By Ben Raby
Margaret Cunniff readily admits she never expected to be working in the NHL. “It’s not an area where I thought there would be space for someone like me,” said Cunniff, a doctor of neuroscience, who was hired by the Carolina Hurricanes in 2019. “It’s not something I had on my radar.”
When she enrolled at the University of California at San Francisco, Cunniff figured she would pursue a career in academia and become a professor. During her six-and-a-half years on campus, though, she casually kept tabs on the growth of analytics in the NHL through social media.
Among those she followed on Twitter was Hurricanes vice-president of hockey management and strategy, Eric Tulsky. Tulsky joined Carolina in 2015 and laid the foundation for the team’s analytics department. Four years later, he posted a job opening for a fourth full-time member on his staff. Across the country, Cunniff, a longtime hockey fan, jumped at the opportunity. “I kind of stumbled into it,” she said. “But when I thought about it, I realized it was tailored to my skill set.”
There was just the matter of convincing her graduate advisor. “I wasn’t sure how that would be received,” Cunniff said. “But I was lucky. He’s a big Houston Rockets fan and they’ve done great statistical work in the NBA. So, he was onboard immediately. He was actually one of my references. So, thank you to the Rockets. That was a relief.”
While a job with the Hurricanes may not have been the traditional landing spot for a UCSF alum with a Ph.D. in neuroscience, Cunniff said her academic background had her well prepared for the workload and expectations in Carolina.
Cunniff’s primary focus with the Hurricanes’ analytics department is on player and puck tracking. Because it’s new, and given the open-ended nature of analytics data, the information could be overwhelming. Navigating through it, Cunniff said, is among her strengths. “A lot of developing a thesis is figuring out how to narrow a topic and what to pursue. [Analytics] can be daunting, but it has a lot in common with where I came from. With these kinds of things, there are infinite questions we can ask, so trying to break them into pieces is in itself a skill set.”
Cunniff, 29, said it’s one thing to quantify event data like shots and goals, but it’s a different beast to use player and puck tracking to help explain what led to those events. Cunniff measures facets of the game that she says team personnel are already watching for, but haven’t necessarily been able to confirm through statistics.
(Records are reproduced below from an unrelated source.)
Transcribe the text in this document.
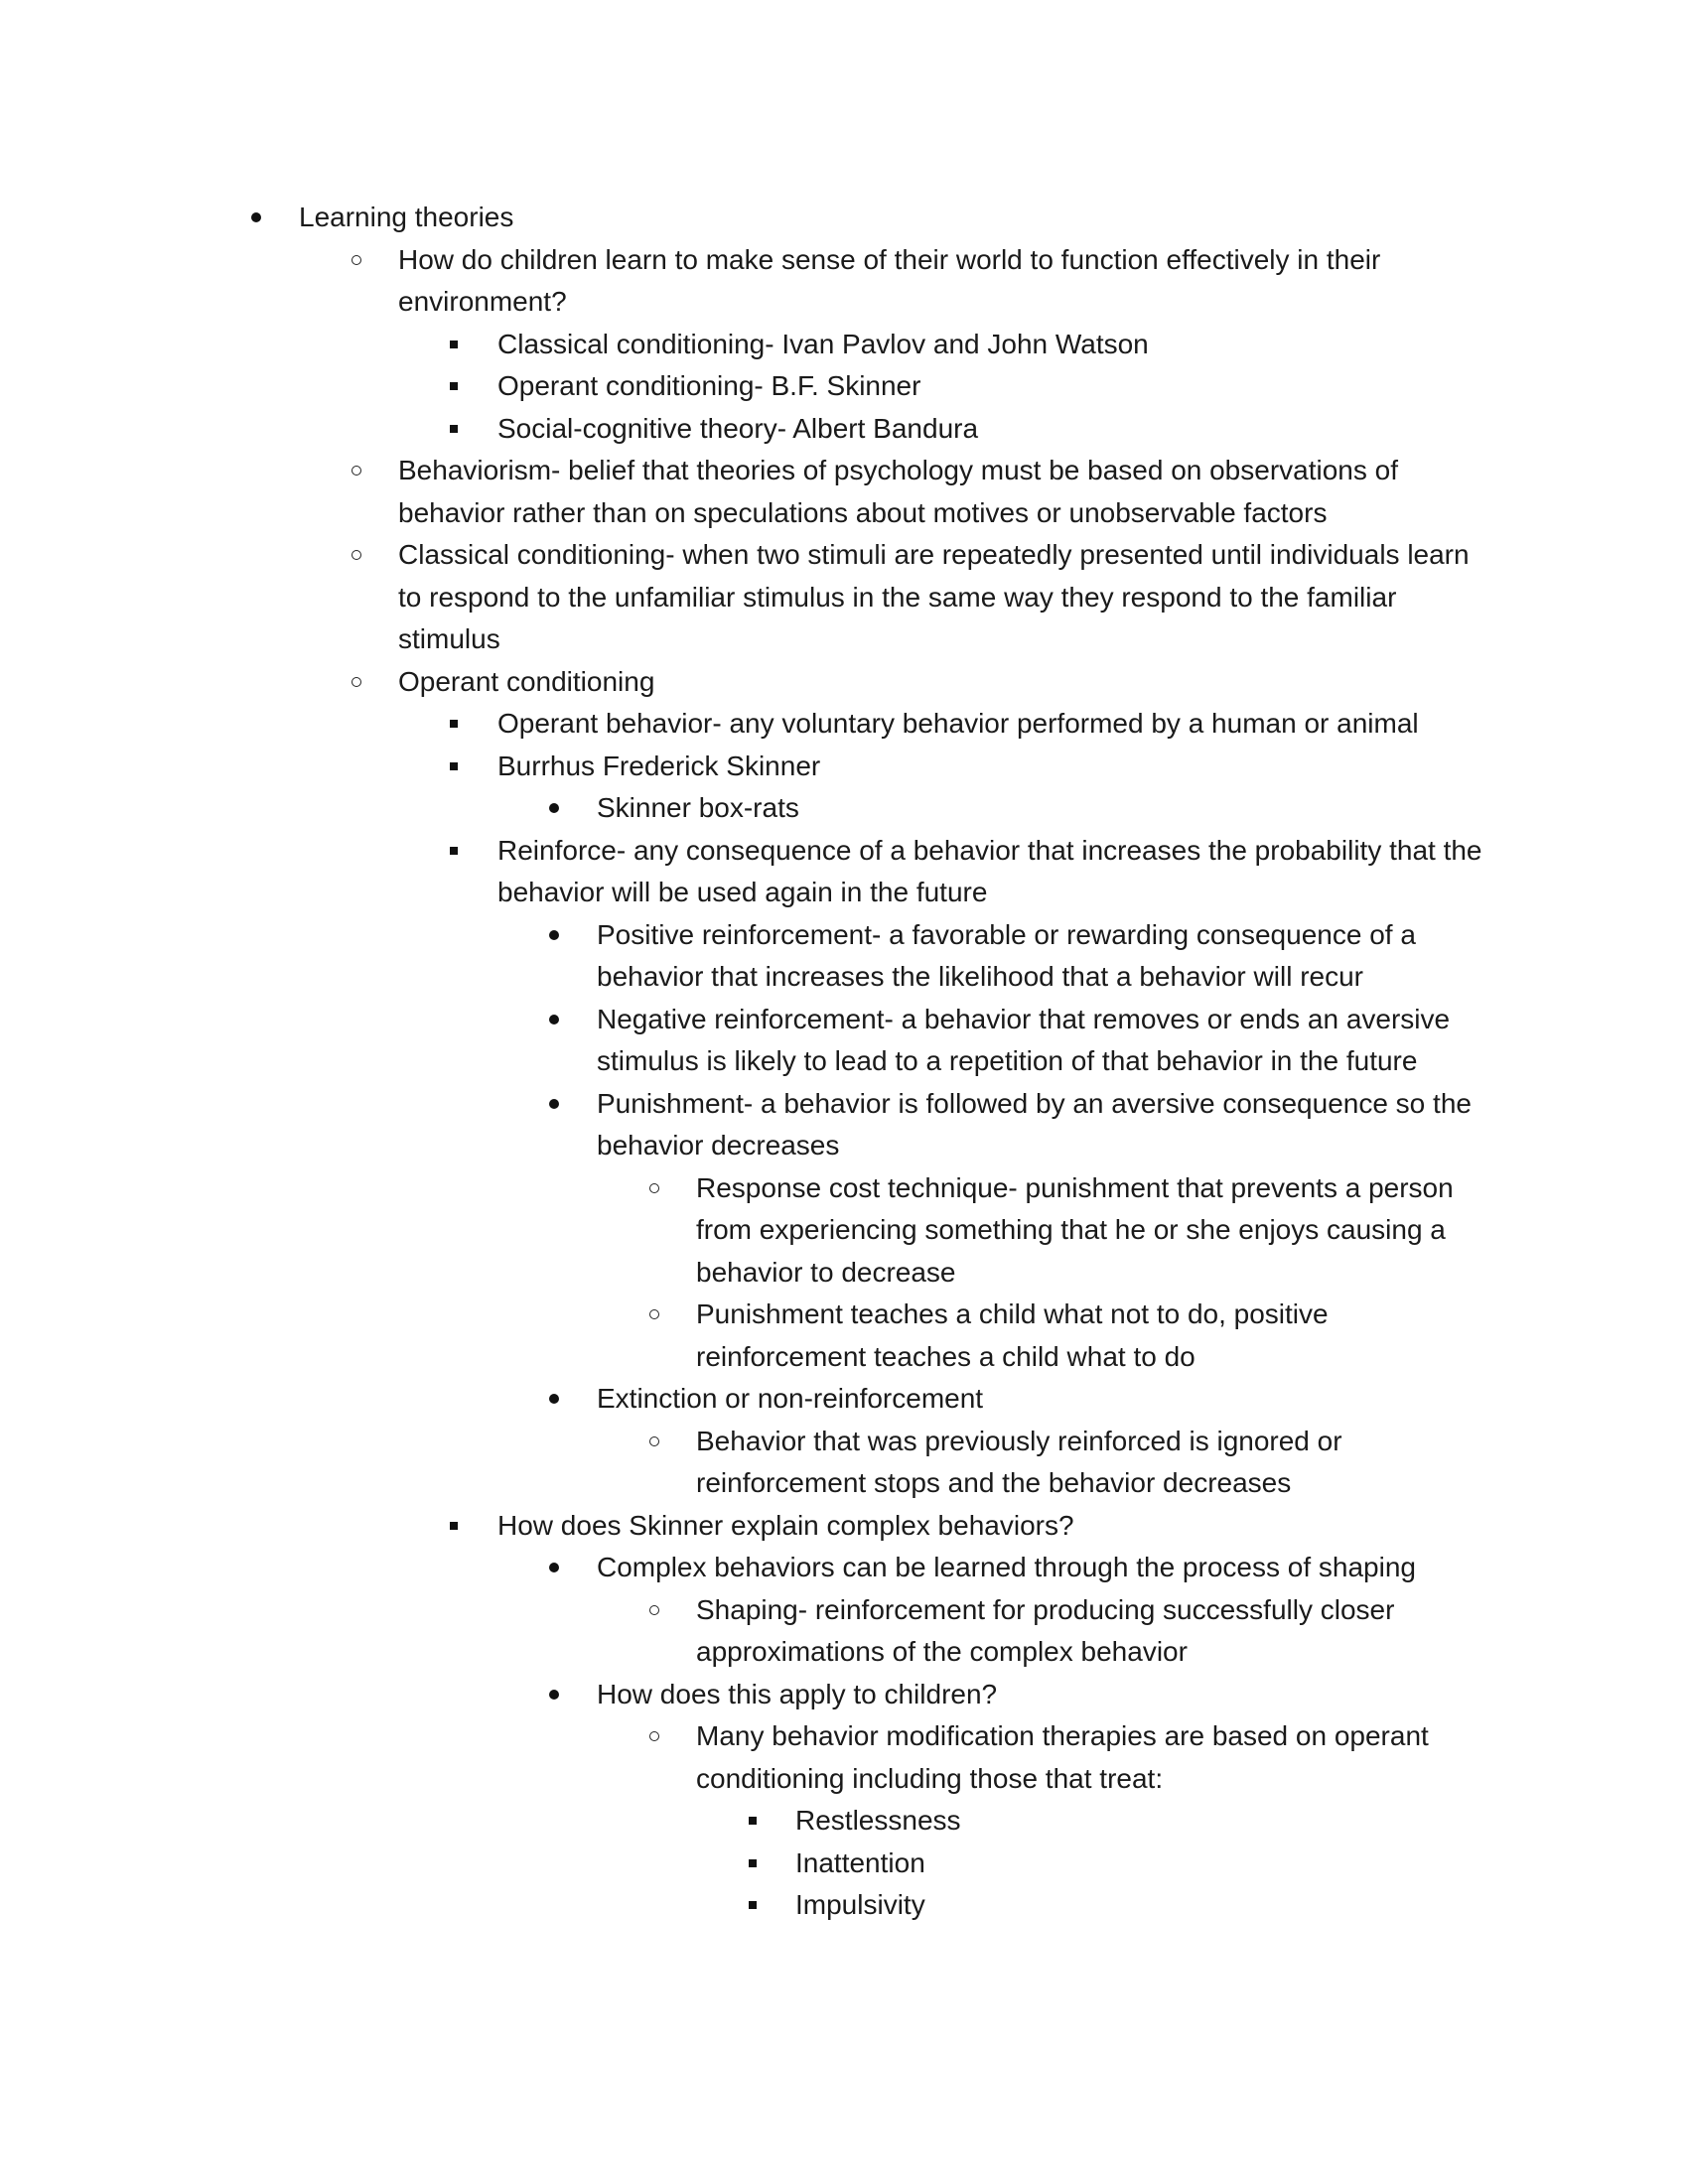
Learning theories
How do children learn to make sense of their world to function effectively in their environment?
Classical conditioning- Ivan Pavlov and John Watson
Operant conditioning- B.F. Skinner
Social-cognitive theory- Albert Bandura
Behaviorism- belief that theories of psychology must be based on observations of behavior rather than on speculations about motives or unobservable factors
Classical conditioning- when two stimuli are repeatedly presented until individuals learn to respond to the unfamiliar stimulus in the same way they respond to the familiar stimulus
Operant conditioning
Operant behavior- any voluntary behavior performed by a human or animal
Burrhus Frederick Skinner
Skinner box-rats
Reinforce- any consequence of a behavior that increases the probability that the behavior will be used again in the future
Positive reinforcement- a favorable or rewarding consequence of a behavior that increases the likelihood that a behavior will recur
Negative reinforcement- a behavior that removes or ends an aversive stimulus is likely to lead to a repetition of that behavior in the future
Punishment- a behavior is followed by an aversive consequence so the behavior decreases
Response cost technique- punishment that prevents a person from experiencing something that he or she enjoys causing a behavior to decrease
Punishment teaches a child what not to do, positive reinforcement teaches a child what to do
Extinction or non-reinforcement
Behavior that was previously reinforced is ignored or reinforcement stops and the behavior decreases
How does Skinner explain complex behaviors?
Complex behaviors can be learned through the process of shaping
Shaping- reinforcement for producing successfully closer approximations of the complex behavior
How does this apply to children?
Many behavior modification therapies are based on operant conditioning including those that treat:
Restlessness
Inattention
Impulsivity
“When you talk about players getting in the corners and playing with grit, you can now ask, ‘what would that look like in numbers?’ ” said Cunniff, whose official job title with the Hurricanes is data scientist. “Science, whether it’s computational science or hockey data science, is about trying new things. It’s not just going from a list of shot locations the NHL provides and repackaging it. It’s about getting new insights and answering new questions.”
The ideas are fresh. The ways to track them are fresh. And the team employees now trusted to sift through them are fresh. Between Cunniff and Tulsky, the Hurricanes analytics team boasts two Ph.Ds. “A lot of this is still really exploratory and that’s one of the great things about my position,” said Cunniff, currently the only woman working hockey ops with the Hurricanes.
“With player and puck tracking, we’re going to have a ton of information. The key is to cut out the noise and figure out how to get interesting stuff out of it. It’s really about providing novel insights to the team.”